How to replace the REST API call from within the SMO itself?

It does not make sense from a software design perspective. It introduces unnecessary overhead, potential reliability issues, and obscures the code flow. A direct function call (after refactoring the core logic) is likely the most appropriate and efficient solution for triggering the re-placement logic from within the scaling loop in the same application process, provided thread safety and application context are handled correctly.

Better Alternatives:

  1. Direct Function Call (Refactored):
    • How: Refactor the core logic of trigger_placement into a separate, internal function (e.g., _perform_graph_re_placement(graph_name) within graph_service.py).
    • Both the /graphs/<name>/placement API route handler and the scaling_loop would call this internal function directly.
    • Considerations: Need to ensure the function called from the background thread handles Flask application context correctly if needed (e.g., for database access using with app.app_context():).

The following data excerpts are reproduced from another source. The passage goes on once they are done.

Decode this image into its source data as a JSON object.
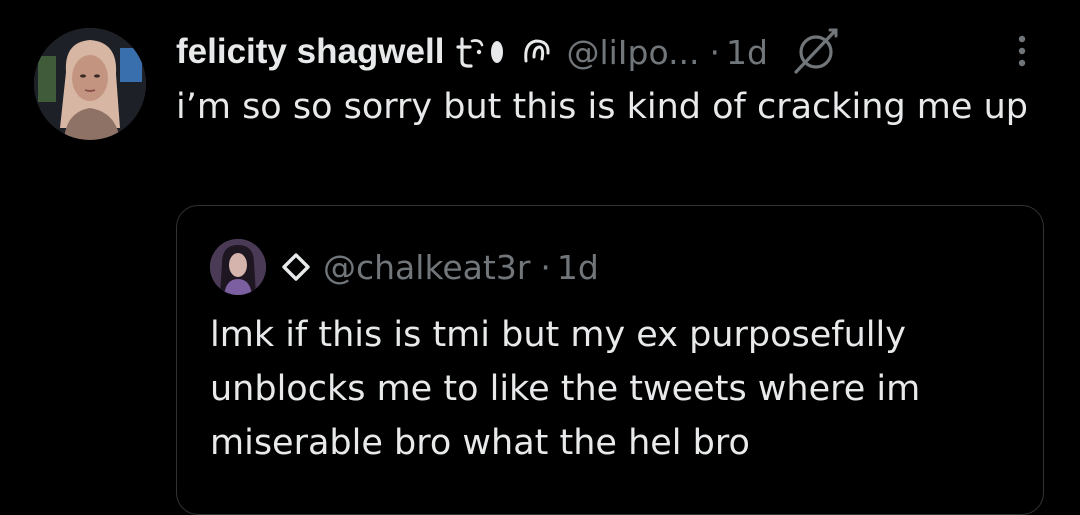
{
  "post": {
    "author": {
      "display_name": "felicity shagwell",
      "emoji_icons": [
        "hook-icon",
        "mushroom-icon"
      ],
      "handle": "@liIpo...",
      "dot": "·",
      "time": "1d"
    },
    "text": "i’m so so sorry but this is kind of cracking me up"
  },
  "quoted_post": {
    "handle": "@chalkeat3r",
    "dot": "·",
    "time": "1d",
    "text": "lmk if this is tmi but my ex purposefully unblocks me to like the tweets where im miserable bro what the hel bro"
  },
  "colors": {
    "background": "#000000",
    "text_primary": "#e7e9ea",
    "text_secondary": "#71767b",
    "border": "#2f3336"
  }
}
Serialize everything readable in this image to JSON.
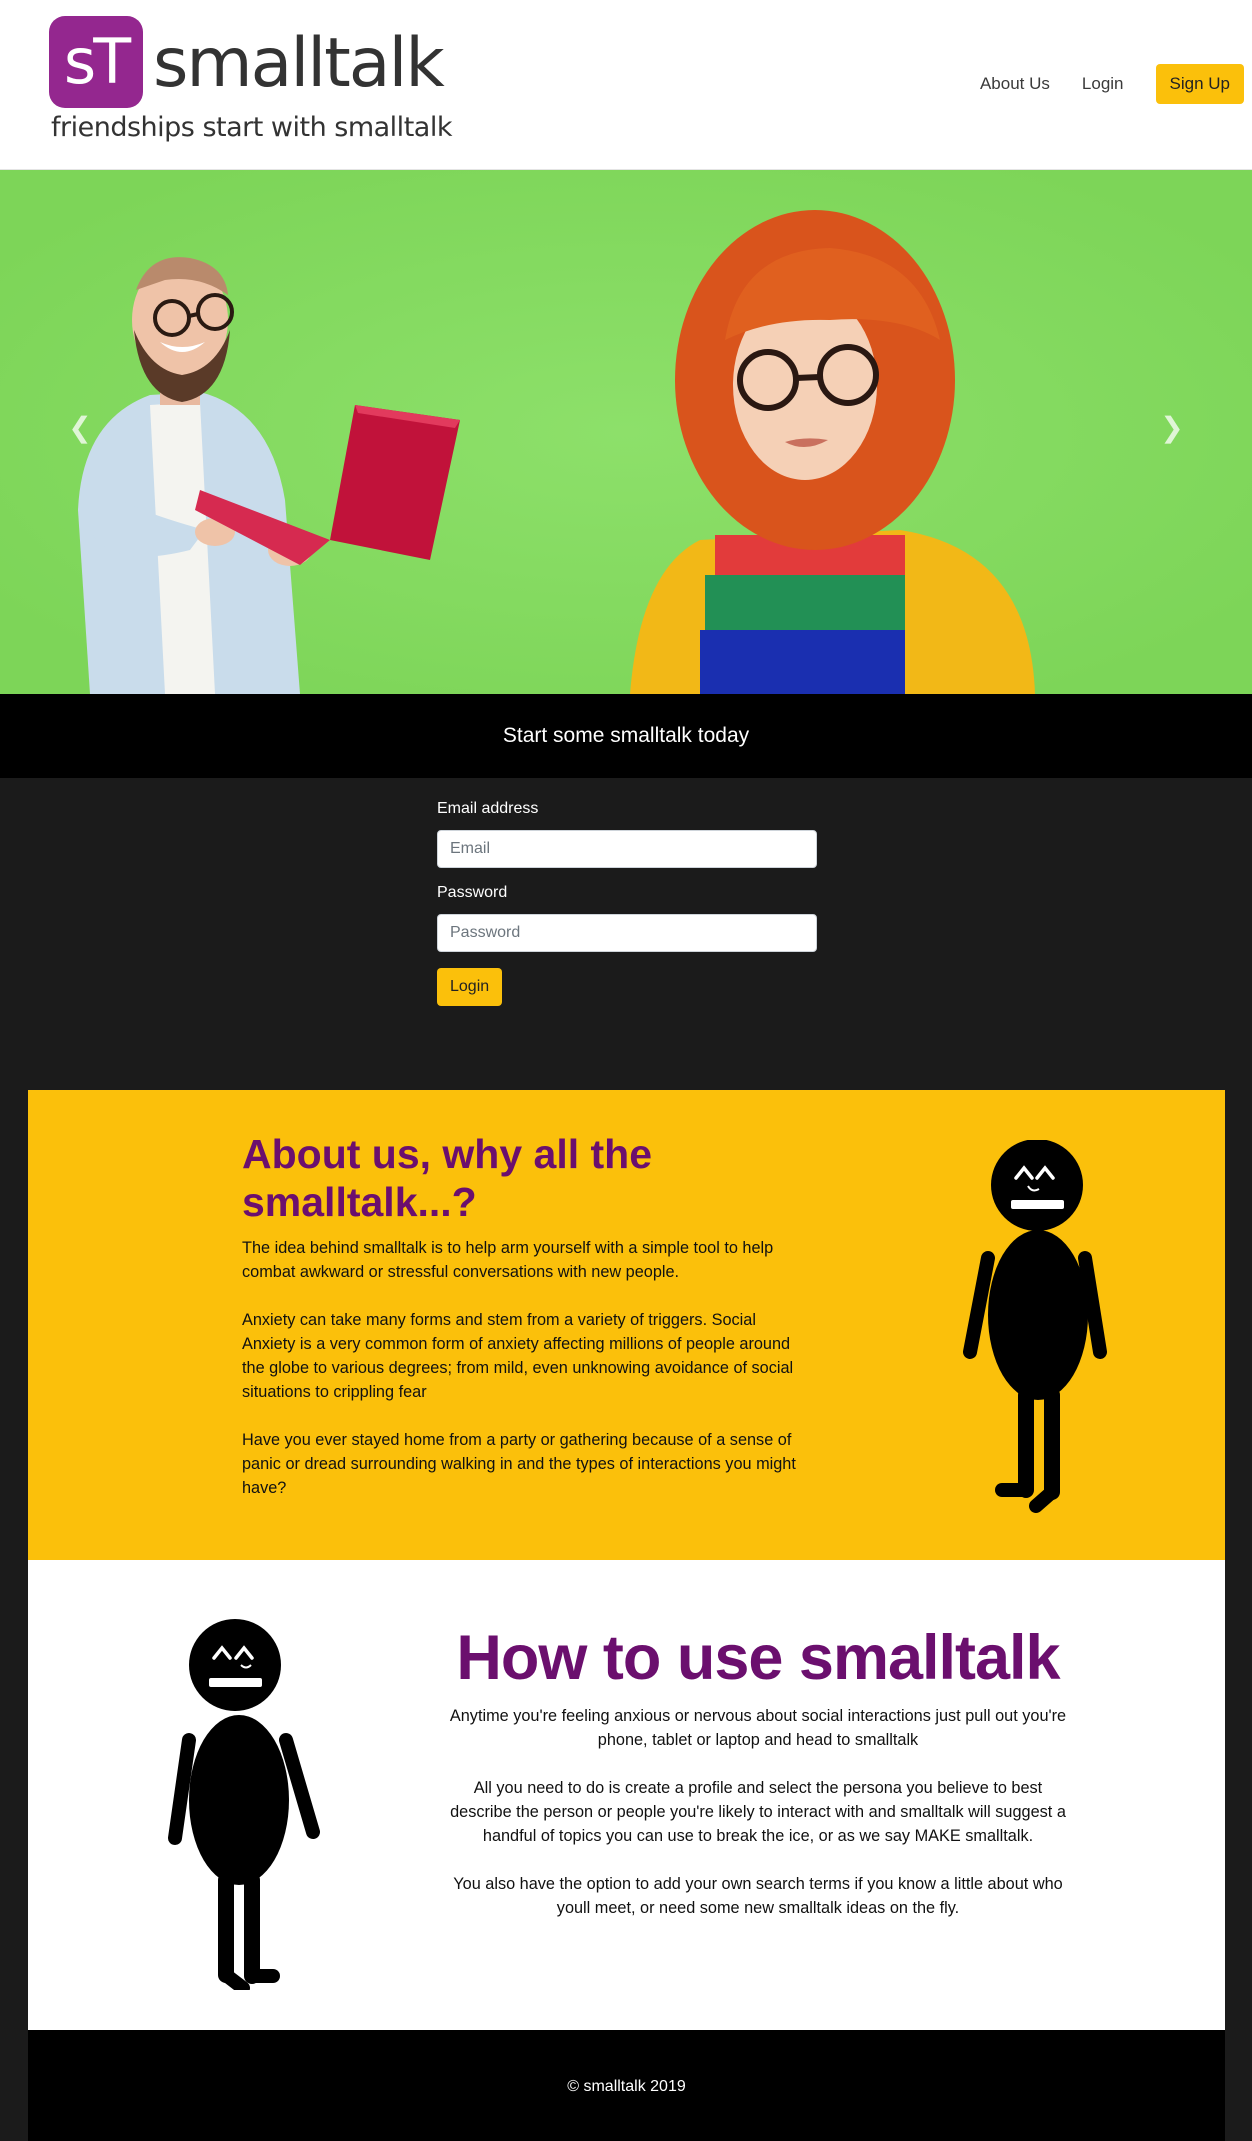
{
  "header": {
    "logo_badge": "sT",
    "logo_name": "smalltalk",
    "logo_tagline": "friendships start with smalltalk",
    "nav": {
      "about": "About Us",
      "login": "Login",
      "signup": "Sign Up"
    }
  },
  "hero": {
    "prev_icon": "chevron-left-icon",
    "next_icon": "chevron-right-icon",
    "prev_glyph": "❮",
    "next_glyph": "❯"
  },
  "banner": {
    "text": "Start some smalltalk today"
  },
  "login_form": {
    "email_label": "Email address",
    "email_placeholder": "Email",
    "password_label": "Password",
    "password_placeholder": "Password",
    "submit_label": "Login"
  },
  "about": {
    "title": "About us, why all the smalltalk...?",
    "paragraphs": [
      "The idea behind smalltalk is to help arm yourself with a simple tool to help combat awkward or stressful conversations with new people.",
      "Anxiety can take many forms and stem from a variety of triggers. Social Anxiety is a very common form of anxiety affecting millions of people around the globe to various degrees; from mild, even unknowing avoidance of social situations to crippling fear",
      "Have you ever stayed home from a party or gathering because of a sense of panic or dread surrounding walking in and the types of interactions you might have?"
    ]
  },
  "howto": {
    "title": "How to use smalltalk",
    "paragraphs": [
      "Anytime you're feeling anxious or nervous about social interactions just pull out you're phone, tablet or laptop and head to smalltalk",
      "All you need to do is create a profile and select the persona you believe to best describe the person or people you're likely to interact with and smalltalk will suggest a handful of topics you can use to break the ice, or as we say MAKE smalltalk.",
      "You also have the option to add your own search terms if you know a little about who youll meet, or need some new smalltalk ideas on the fly."
    ]
  },
  "footer": {
    "text": "© smalltalk 2019"
  },
  "colors": {
    "brand_purple": "#94278f",
    "heading_purple": "#6b0f6e",
    "accent_yellow": "#fbc00b",
    "hero_green": "#83d95f"
  }
}
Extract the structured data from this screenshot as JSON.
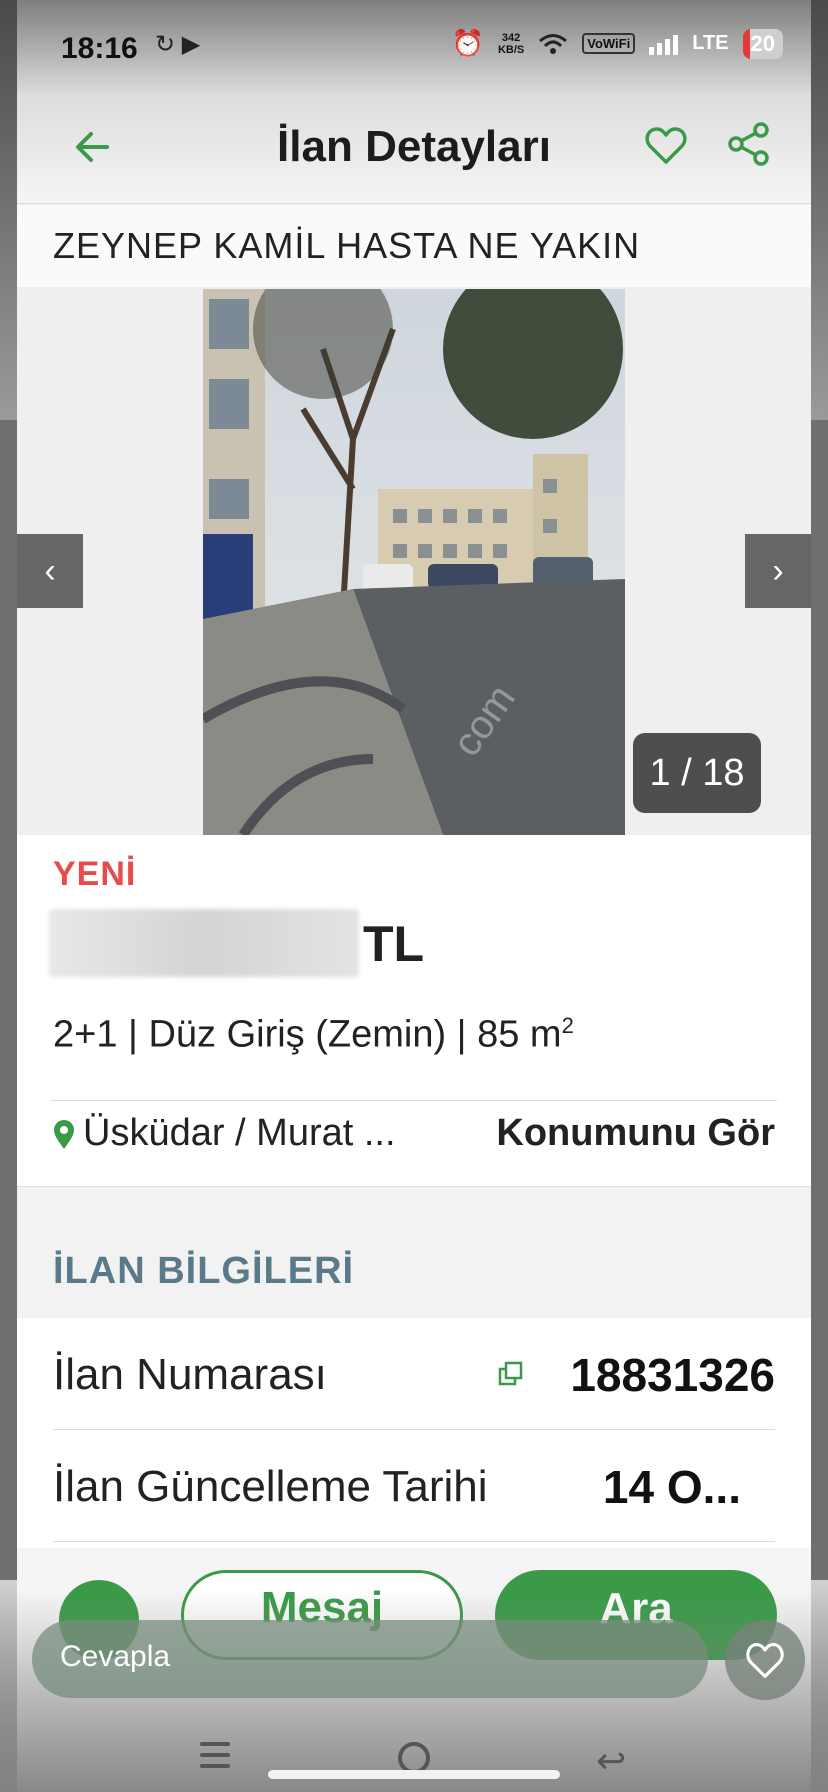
{
  "status_bar": {
    "time": "18:16",
    "net_speed_value": "342",
    "net_speed_unit": "KB/S",
    "vowifi": "VoWiFi",
    "network": "LTE",
    "battery": "20"
  },
  "header": {
    "title": "İlan Detayları"
  },
  "listing": {
    "title": "ZEYNEP KAMİL HASTA NE YAKIN",
    "photo_counter": "1 / 18",
    "badge": "YENİ",
    "currency": "TL",
    "specs": "2+1 | Düz Giriş (Zemin) | 85 m",
    "specs_sup": "2",
    "location": "Üsküdar / Murat ...",
    "location_link": "Konumunu Gör"
  },
  "section": {
    "title": "İLAN BİLGİLERİ"
  },
  "details": [
    {
      "label": "İlan Numarası",
      "value": "18831326"
    },
    {
      "label": "İlan Güncelleme Tarihi",
      "value": "14 O..."
    }
  ],
  "actions": {
    "message": "Mesaj",
    "call": "Ara"
  },
  "overlay": {
    "reply_placeholder": "Cevapla"
  },
  "colors": {
    "brand_green": "#3a9a48",
    "badge_red": "#e84b4b",
    "section_blue_gray": "#5a7a8a"
  }
}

State modifications must be thread-safe.
    • Benefit: Most efficient, clear code flow, simpler error handling.
  2. Internal Task Queue:
    • How: When scaling_loop detects failure, it pushes a “re-placement task” (with the graph name) onto an internal queue (could be a simple Python queue.Queue managed by another thread, or a more robust library like Celery or RQ if SMO needed more advanced background tasking). A dedicated worker processes items from the queue, calling the re-placement logic.
    • Benefit: Decouples the scaling loop from the immediate execution of the re-placement, allows for better control (e.g., rate-limiting re-placements), and potentially simplifies concurrency management. However, it adds the complexity of managing the queue system.